Despite being held on Super Bowl Sunday in the middle of a snowstorm, demand for Barenboim’s concert was so high that Pickstiger staff had to add 200 seats on the balcony and 75 on stage. And even with the extra location, some people were still turned away.
Milton hoped the festival would become an annual event, but school officials knew they would only allow it to continue if it did well. It was a huge success,” he said.
Because of Milton’s ties to the CSO, many of his early concerts featured ensemble performers. About fifteen years ago, however, the orchestra began scheduling an international tour for his January, which reduced the number of performers.
As such, the series features more touring artists and ensembles, including notable groups such as the Escher Quartet and the St. started.
The festival regularly announces the up-and-coming winners of the prestigious Banff (Alberta, Canada) International String Quartet Competition held every three years. In fact, this year’s production features the Isidore Quartet, winners of his 2022 Banff His Competition held on January 13th. He formed in 2019 as a student ensemble at the Juilliard School in New York City.
The festival showcases groups with other instrumental combinations, such as a wind quintet and a piano trio, but the emphasis is on the string quartet, featuring 23 different groups and multiple performers. For example, Calidore Quartet, winner of an Avery Fisher Career Grant in 2018, is back for their fifth visit.
Other string quartets featured at the 2023 Festival are Canada’s New Orford String Quartet (January 15th) and the Jupiter String Quartet (January 22nd). One of his featured touring groups that isn’t a string quartet is his Horszwoski Trio, a piano-focused ensemble scheduled for January 20th.

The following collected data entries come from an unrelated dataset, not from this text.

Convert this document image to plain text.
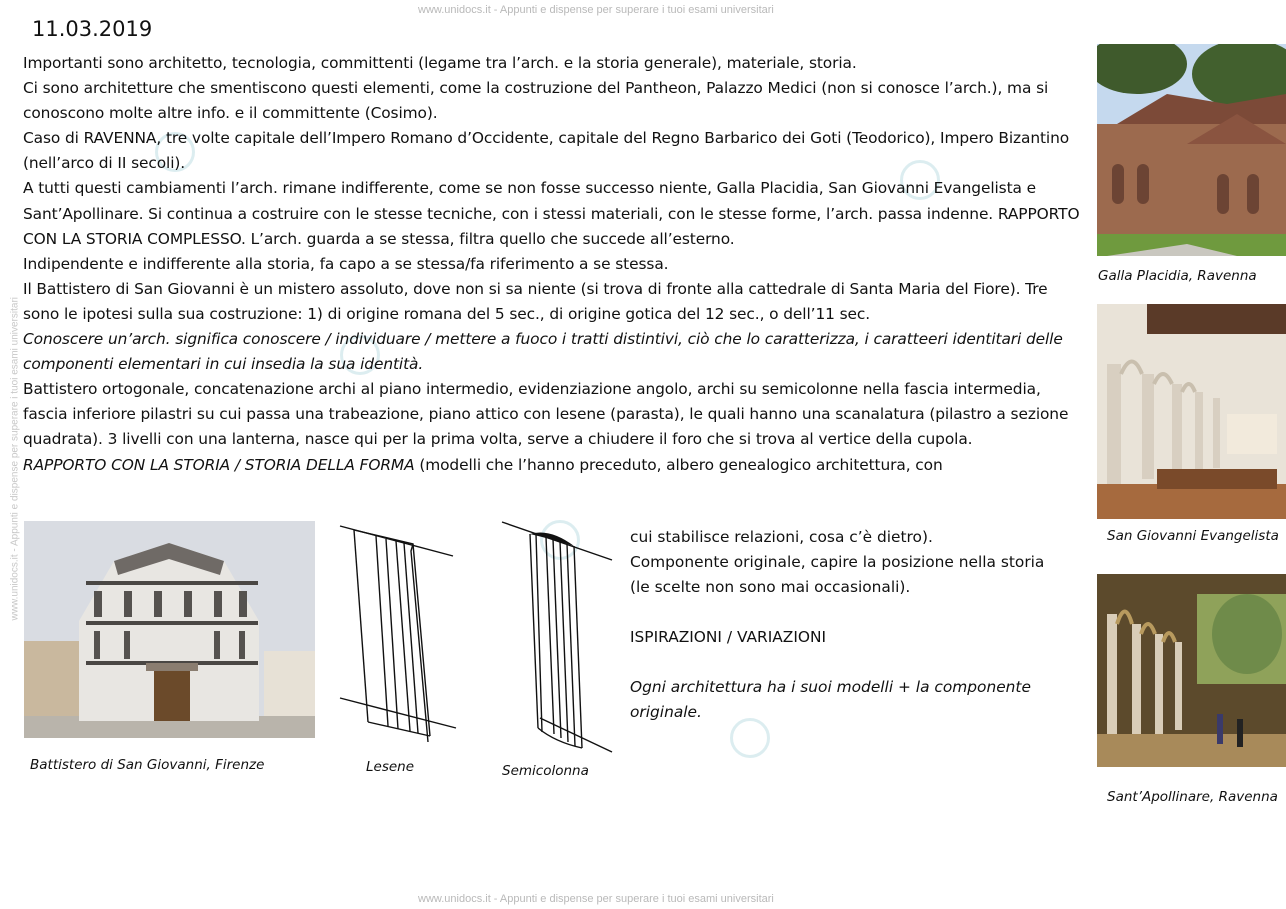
www.unidocs.it - Appunti e dispense per superare i tuoi esami universitari
www.unidocs.it - Appunti e dispense per superare i tuoi esami universitari
www.unidocs.it - Appunti e dispense per superare i tuoi esami universitari
11.03.2019

Importanti sono architetto, tecnologia, committenti (legame tra l’arch. e la storia generale), materiale, storia.

Ci sono architetture che smentiscono questi elementi, come la costruzione del Pantheon, Palazzo Medici (non si conosce l’arch.), ma si conoscono molte altre info. e il committente (Cosimo).

Caso di RAVENNA, tre volte capitale dell’Impero Romano d’Occidente, capitale del Regno Barbarico dei Goti (Teodorico), Impero Bizantino (nell’arco di II secoli).

A tutti questi cambiamenti l’arch. rimane indifferente, come se non fosse successo niente, Galla Placidia, San Giovanni Evangelista e Sant’Apollinare. Si continua a costruire con le stesse tecniche, con i stessi materiali, con le stesse forme, l’arch. passa indenne. RAPPORTO CON LA STORIA COMPLESSO. L’arch. guarda a se stessa, filtra quello che succede all’esterno.

Indipendente e indifferente alla storia, fa capo a se stessa/fa riferimento a se stessa.

Il Battistero di San Giovanni è un mistero assoluto, dove non si sa niente (si trova di fronte alla cattedrale di Santa Maria del Fiore). Tre sono le ipotesi sulla sua costruzione: 1) di origine romana del 5 sec., di origine gotica del 12 sec., o dell’11 sec.

Conoscere un’arch. significa conoscere / individuare / mettere a fuoco i tratti distintivi, ciò che lo caratterizza, i caratteeri identitari delle componenti elementari in cui insedia la sua identità.

Battistero ortogonale, concatenazione archi al piano intermedio, evidenziazione angolo, archi su semicolonne nella fascia intermedia, fascia inferiore pilastri su cui passa una trabeazione, piano attico con lesene (parasta), le quali hanno una scanalatura (pilastro a sezione quadrata). 3 livelli con una lanterna, nasce qui per la prima volta, serve a chiudere il foro che si trova al vertice della cupola.

RAPPORTO CON LA STORIA / STORIA DELLA FORMA (modelli che l’hanno preceduto, albero genealogico architettura, con

cui stabilisce relazioni, cosa c’è dietro).

Componente originale, capire la posizione nella storia (le scelte non sono mai occasionali).

ISPIRAZIONI / VARIAZIONI

Ogni architettura ha i suoi modelli + la componente originale.

Battistero di San Giovanni, Firenze	Lesene	Semicolonna
Galla Placidia, Ravenna
San Giovanni Evangelista
Sant’Apollinare, Ravenna
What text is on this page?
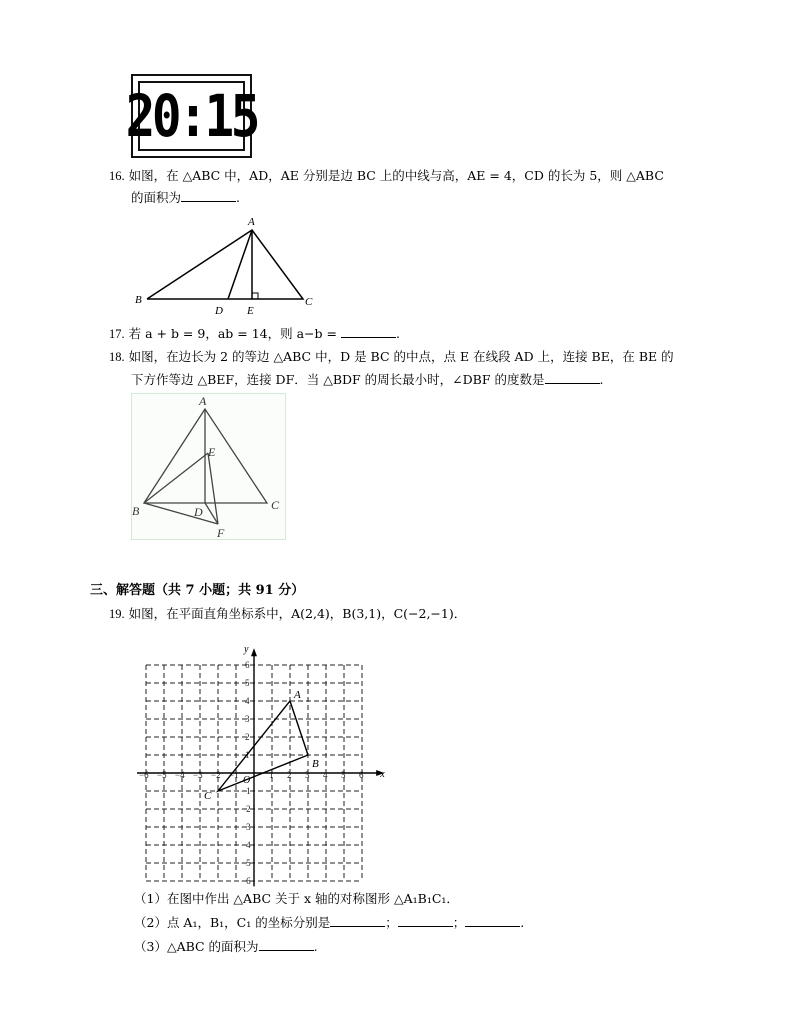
20:15
16. 如图，在 △ABC 中，AD，AE 分别是边 BC 上的中线与高，AE = 4，CD 的长为 5，则 △ABC
的面积为	.
A
B
D E
C
17. 若 a + b = 9，ab = 14，则 a−b =	.
18. 如图，在边长为 2 的等边 △ABC 中，D 是 BC 的中点，点 E 在线段 AD 上，连接 BE，在 BE 的
下方作等边 △BEF，连接 DF．当 △BDF 的周长最小时，∠DBF 的度数是	.
A
E
B	D	C
F
三、解答题（共 7 小题；共 91 分）
19. 如图，在平面直角坐标系中，A(2,4)，B(3,1)，C(−2,−1)．
x
y
O
−6 −5 −4 −3 −2 −1	1 2 3 4 5 6
6
5
4
3
2
1
−1
−2
−3
−4
−5
−6
A
B
C
（1）在图中作出 △ABC 关于 x 轴的对称图形 △A₁B₁C₁．
（2）点 A₁，B₁，C₁ 的坐标分别是	；	；	.
（3）△ABC 的面积为	.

Back in 1997, CSO’s four musicians — Associate Concertmaster Stephanie John, Violinist Simon Michal, Violinist Wayzin Michal, and Assistant Principal Cellist Kenneth Olsen — were about two weeks before leaving on their North American tour. will attend the concert on January 8th.
This work features the composer’s Piano Quintet in F Minor, Op.
Milton said, “It’s a little way to remember and honor that opening season.